Dad didn't do it. He's not responsible, at least as far as we know. She did it. She failed to get help for her mental illness.

It can not always be the man's fault. Sometimes it is the woman's fault and we need to acknowledge that and put the blame where it belongs. Yes, apparently she was sick but that doesn't excuse her, if she had the opportunity to seek help and she failed to do so. If we don't hold women responsible for their actions, we will never make a dent in the crimes they commit. We make it to easy for women to blame it on their male counterpart, I think.

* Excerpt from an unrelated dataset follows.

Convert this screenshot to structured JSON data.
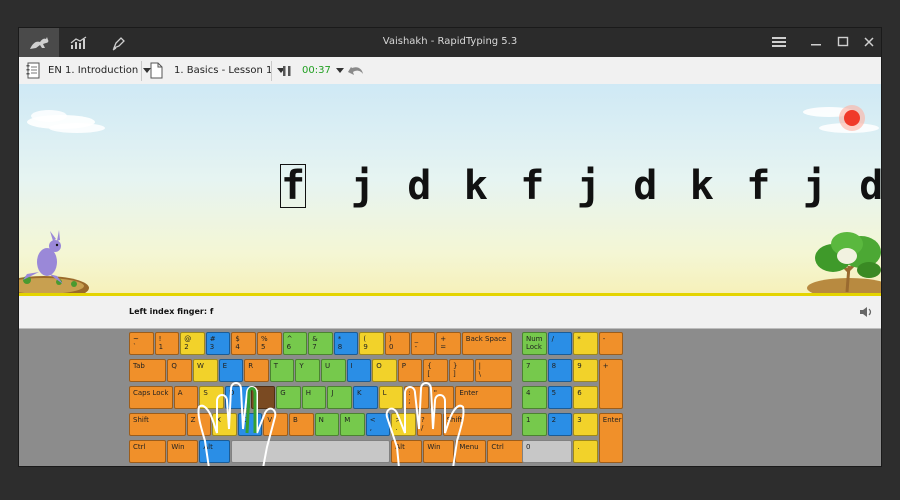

If this was the other way around, and dad did these awful acts, would we say "maybe she didn't support him and that's why he did it"? I sincerely doubt it.

Just my two cents,

Salem
 
I understand your point of view, but I have to wonder exactly how much he could help if she didn't want help? Just thinking out loud-but if he had tried to take her to the doctor and she refused to talk (thats assuming he could force her to go in the first place) what more could they do? If she had not previously harmed herself or someone else-what could they do?

Great minds - Missie. Good to see you travelling around the threads:)

Salem
 
Yes i can too. but again i have to ask if he was supportive of her? did he try to help her through her depression?

From What I can gather, dad was working 6am - 11pm 7 days a week, trying to save their business which took a dive after a bypass was built which took away their passing customers. Mum did not speak much English - she had to have an interpreter when she rang the emergency services. It sounds to me as though she was desperate, but didn't have the right support in place to get help.
 
From the reports she was suffering from undiagnosed post natal depression, loneliness, feeling isolated (part of a Tamil group living in Britain), overworked and her husband was working long hours too. She was being held under the Mental Health act.


There are similarities, debt, she was treated for minor self inflicted injuries, but her husband wasn't at home, isn't suspected and he attacked her in front of police when he was told.